Ultimately, the researchers found that there’s no silver bullet for regulating short-term rentals, encouraging residential development and ensuring that short-term rentals don’t make housing unavailable and unaffordable. “There are no easy answers — but any effective solution will have to acknowledge the very real economic downsides of restricting what people can do on their property,” they wrote.
In development
Compared to previous years, Spokane has a lot of multi-family housing in the development process. According to a May 15 presentation, through April, the city had permits in process for 483 multi-family units — more than triple the year-to-date number last year. The city also has 28 duplexes in development through April compared to none at that time last year. It’s still far below population growth projections: The Washington State Commerce Department projects that Spokane County needs to build nearly 71,000 new housing units in the next 20 years.
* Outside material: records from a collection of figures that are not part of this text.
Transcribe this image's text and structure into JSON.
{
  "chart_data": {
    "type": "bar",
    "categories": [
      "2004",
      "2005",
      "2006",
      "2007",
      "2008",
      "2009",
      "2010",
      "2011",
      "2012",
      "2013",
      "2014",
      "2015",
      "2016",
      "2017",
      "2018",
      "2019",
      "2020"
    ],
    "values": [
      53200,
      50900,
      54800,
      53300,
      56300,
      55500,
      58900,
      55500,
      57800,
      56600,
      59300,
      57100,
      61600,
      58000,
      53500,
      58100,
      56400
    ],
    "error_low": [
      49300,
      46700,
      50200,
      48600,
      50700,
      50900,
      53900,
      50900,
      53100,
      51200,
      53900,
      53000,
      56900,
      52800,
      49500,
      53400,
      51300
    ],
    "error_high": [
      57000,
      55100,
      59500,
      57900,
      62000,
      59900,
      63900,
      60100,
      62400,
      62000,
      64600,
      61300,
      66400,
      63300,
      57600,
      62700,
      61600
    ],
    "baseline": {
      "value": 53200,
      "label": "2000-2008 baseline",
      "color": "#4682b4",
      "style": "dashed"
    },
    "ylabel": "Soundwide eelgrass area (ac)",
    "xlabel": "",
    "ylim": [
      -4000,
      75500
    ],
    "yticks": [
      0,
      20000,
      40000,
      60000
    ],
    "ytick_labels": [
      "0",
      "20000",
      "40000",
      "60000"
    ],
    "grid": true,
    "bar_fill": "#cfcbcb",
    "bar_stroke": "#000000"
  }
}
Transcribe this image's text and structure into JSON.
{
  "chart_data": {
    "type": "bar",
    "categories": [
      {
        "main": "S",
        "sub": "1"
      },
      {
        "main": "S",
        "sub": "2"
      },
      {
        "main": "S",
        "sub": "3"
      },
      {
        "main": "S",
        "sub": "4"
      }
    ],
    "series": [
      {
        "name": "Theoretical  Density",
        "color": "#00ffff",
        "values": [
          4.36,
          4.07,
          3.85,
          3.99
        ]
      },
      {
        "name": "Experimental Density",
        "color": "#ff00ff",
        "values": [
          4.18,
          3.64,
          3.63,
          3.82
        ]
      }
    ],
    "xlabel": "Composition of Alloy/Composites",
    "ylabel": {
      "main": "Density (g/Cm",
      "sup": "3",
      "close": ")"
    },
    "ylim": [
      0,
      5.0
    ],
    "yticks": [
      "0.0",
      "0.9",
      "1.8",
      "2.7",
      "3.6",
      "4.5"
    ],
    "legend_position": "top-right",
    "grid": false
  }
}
How much of those units go to long-term renters or end up as short-term rentals is still up for public debate with the first reading of the ordinance coming before the city council on June 5. Beggs, who is sponsoring the ordinance along with Kinnear, said he doesn’t think they’ll follow the Plan Commission lead in eliminating all restrictions on short-term rentals.
But, Beggs said, the objective of the bill overall isn’t to come up with a perfect solution to balance the desire of people to profit from short-term rentals against the community desire for affordable housing.
“Right now, it’s the worst of all possible worlds because we have some rules but the majority of people aren’t following them,” Beggs said. “The priority is to get everyone into the regulatory system.”
Doing that should help the city actually demand operators have business licenses, and it should bring in money for affordable housing projects. But, the new laws as written aren’t intended to address the overall impact of short-term rentals on housing for people living in Spokane.
“It doesn’t answer the fundamental question: are these good to have or are they bad to have?” Beggs said.